Sorry, I meant beholden and obligated in the fact that they already do legally provide some benefits and services if needed and nothing illegal keeping them from doing so. Not a perfect synonym or wording on my part. But they have the option to accommodate. Special Treatment: I don't think there's any type of system or institution that doesn't have allowances, exceptions, accommodations or "special treatment". Though the military have and should have some of the strictest standards, they certainly without pardons either. I don't see the problem if the benefit of having extra, able soldiers and servers out weighs the price of some accommodation. Women are not without accommodation, and they make up, what, 10-15 percent of the military, a number of extra hands that wouldn't be their otherwise. It's not just about plain inclusiveness but exclusion of a capable server.

You say that as if they'd completely useless in doing their duty and have to take some long time out for every dose. And it's not a deadly if they're in a situation where medication might not be available. For the surgery, they do not all want or seek reassignment surgery. But the surgery by itself is not "cure" and an optional part of transitioning. (It's not genetic engineering.)
Sicarium · 46-50, M
@Cease The military doesn't have the option to accommodate transgendereds. If the military chooses not too, the left freaks out and activist judges overstep their authority and force them to accommodate. If transgendereds are rejected, people scream transphobia. People do treat it as if the military has an obligation to take these people in and then to pay for the treatments, because they treat the military as an extension of the social welfare state. No other groups is given that expectation. So yes, it is special treatment. And that is not the military's job.

And yes, while they're transitioning and while they're receiving their post-transition treatments, they are not deployable. You're talking 1 1/2 to 2 1/2 years of being unavailable, out of a four year contract that doesn't include training time. I'm sorry, but the argument of simply having capable bodies around falls completely flat. And you're pretending that the military has a recruitment problem, they can't find enough people without transgendereds. That is not true.
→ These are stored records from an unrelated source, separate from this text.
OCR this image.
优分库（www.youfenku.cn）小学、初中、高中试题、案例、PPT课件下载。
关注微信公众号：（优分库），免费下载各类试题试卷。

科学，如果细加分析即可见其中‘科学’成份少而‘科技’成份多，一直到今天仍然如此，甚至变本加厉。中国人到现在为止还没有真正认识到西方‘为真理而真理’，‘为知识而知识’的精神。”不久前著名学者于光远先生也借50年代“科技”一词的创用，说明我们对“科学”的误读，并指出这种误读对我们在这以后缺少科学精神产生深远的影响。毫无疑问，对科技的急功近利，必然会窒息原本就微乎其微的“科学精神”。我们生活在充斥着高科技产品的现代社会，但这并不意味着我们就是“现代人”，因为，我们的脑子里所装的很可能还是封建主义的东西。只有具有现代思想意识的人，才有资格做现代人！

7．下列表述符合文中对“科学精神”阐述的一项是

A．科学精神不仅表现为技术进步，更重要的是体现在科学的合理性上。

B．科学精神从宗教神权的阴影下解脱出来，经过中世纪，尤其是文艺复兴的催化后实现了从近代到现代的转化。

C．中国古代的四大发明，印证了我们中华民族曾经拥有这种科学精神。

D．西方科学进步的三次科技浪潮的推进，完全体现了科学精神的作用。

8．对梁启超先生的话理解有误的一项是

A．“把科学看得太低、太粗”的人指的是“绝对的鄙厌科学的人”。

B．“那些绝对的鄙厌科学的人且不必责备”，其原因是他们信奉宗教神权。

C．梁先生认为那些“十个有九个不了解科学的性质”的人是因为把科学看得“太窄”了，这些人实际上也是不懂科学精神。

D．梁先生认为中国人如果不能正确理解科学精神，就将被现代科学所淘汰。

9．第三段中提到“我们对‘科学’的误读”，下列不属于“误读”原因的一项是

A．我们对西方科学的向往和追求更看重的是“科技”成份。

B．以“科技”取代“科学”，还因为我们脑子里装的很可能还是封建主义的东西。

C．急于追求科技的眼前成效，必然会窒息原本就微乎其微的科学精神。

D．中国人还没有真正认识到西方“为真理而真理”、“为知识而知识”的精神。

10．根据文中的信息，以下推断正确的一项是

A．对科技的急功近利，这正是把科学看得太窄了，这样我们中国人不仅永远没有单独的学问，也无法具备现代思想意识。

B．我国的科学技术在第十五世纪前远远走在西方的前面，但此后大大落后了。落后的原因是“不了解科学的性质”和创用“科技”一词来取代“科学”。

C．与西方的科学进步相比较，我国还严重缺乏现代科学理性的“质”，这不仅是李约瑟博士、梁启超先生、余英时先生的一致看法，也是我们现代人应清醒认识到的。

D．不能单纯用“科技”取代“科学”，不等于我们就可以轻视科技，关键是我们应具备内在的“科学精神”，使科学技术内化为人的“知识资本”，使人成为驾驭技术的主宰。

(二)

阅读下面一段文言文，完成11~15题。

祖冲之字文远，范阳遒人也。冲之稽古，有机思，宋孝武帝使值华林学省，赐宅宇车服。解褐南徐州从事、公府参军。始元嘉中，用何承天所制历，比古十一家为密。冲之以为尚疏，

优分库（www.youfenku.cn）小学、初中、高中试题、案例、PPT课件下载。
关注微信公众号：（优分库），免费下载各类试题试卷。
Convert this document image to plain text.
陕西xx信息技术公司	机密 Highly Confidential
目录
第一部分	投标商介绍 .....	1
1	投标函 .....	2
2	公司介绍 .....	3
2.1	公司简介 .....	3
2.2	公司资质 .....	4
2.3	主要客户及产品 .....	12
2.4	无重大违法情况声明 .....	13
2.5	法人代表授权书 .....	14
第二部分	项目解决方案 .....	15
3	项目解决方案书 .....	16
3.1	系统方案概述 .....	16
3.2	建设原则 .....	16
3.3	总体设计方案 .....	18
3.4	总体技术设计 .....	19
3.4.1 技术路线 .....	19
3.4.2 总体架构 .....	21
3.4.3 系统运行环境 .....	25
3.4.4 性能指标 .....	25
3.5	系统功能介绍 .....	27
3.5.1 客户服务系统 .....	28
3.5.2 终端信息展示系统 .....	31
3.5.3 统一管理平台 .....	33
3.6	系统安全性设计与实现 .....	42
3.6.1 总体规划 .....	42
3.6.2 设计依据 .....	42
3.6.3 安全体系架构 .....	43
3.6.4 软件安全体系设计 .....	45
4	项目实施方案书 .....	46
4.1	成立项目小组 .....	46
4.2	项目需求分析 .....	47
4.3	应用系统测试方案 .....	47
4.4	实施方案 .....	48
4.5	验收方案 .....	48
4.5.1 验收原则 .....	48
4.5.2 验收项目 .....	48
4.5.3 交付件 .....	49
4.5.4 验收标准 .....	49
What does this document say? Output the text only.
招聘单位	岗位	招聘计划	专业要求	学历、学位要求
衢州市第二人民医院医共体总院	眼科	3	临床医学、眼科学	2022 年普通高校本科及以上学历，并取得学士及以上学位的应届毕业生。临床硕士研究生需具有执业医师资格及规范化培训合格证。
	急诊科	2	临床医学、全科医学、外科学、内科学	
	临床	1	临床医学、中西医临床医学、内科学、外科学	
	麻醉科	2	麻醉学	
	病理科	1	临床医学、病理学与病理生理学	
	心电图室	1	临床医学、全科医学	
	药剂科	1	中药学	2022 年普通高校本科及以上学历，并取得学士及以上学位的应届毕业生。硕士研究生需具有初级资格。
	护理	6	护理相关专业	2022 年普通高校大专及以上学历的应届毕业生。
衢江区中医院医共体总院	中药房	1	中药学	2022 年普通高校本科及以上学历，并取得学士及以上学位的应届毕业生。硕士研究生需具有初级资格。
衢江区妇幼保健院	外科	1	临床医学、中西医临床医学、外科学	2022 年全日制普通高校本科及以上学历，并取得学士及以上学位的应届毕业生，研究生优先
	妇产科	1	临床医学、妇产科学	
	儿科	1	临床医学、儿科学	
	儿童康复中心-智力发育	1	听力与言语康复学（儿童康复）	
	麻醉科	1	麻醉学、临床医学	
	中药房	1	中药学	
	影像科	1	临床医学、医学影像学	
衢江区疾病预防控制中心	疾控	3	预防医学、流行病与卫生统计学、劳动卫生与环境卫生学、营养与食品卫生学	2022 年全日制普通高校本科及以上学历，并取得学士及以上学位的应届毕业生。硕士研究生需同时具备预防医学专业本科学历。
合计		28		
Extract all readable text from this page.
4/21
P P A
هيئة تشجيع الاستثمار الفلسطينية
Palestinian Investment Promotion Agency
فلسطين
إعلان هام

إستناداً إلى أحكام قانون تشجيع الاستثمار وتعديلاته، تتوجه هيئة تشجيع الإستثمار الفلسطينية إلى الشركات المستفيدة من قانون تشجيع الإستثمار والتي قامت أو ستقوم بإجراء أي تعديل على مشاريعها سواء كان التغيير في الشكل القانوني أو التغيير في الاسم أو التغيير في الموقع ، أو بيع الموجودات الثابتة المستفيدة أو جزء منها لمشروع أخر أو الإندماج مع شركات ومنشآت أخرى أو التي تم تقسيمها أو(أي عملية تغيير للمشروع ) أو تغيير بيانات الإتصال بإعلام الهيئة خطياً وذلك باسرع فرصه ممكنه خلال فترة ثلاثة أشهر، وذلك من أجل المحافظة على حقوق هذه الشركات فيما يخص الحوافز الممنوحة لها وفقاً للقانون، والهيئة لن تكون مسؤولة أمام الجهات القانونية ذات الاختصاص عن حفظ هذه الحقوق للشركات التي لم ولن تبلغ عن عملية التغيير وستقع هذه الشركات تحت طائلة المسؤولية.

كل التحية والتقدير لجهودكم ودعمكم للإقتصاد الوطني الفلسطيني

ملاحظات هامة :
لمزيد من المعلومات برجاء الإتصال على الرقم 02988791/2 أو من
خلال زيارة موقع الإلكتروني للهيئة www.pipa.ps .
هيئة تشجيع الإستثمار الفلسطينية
There should be no obligation for the military to treat people. What is happening is transgendereds go in, they go through basic and advance training, decide they want to transition, get taxpayers to pay for it while they sit on the sidelines and ride out the rest of their contract on disability. That is not right. There is no way to spin it.

And again, that's only one aspect of the argument.

As for women, check out how many women in the Navy get pregnant while on a cruise and don't finish out the cruise. The numbers might surprise you.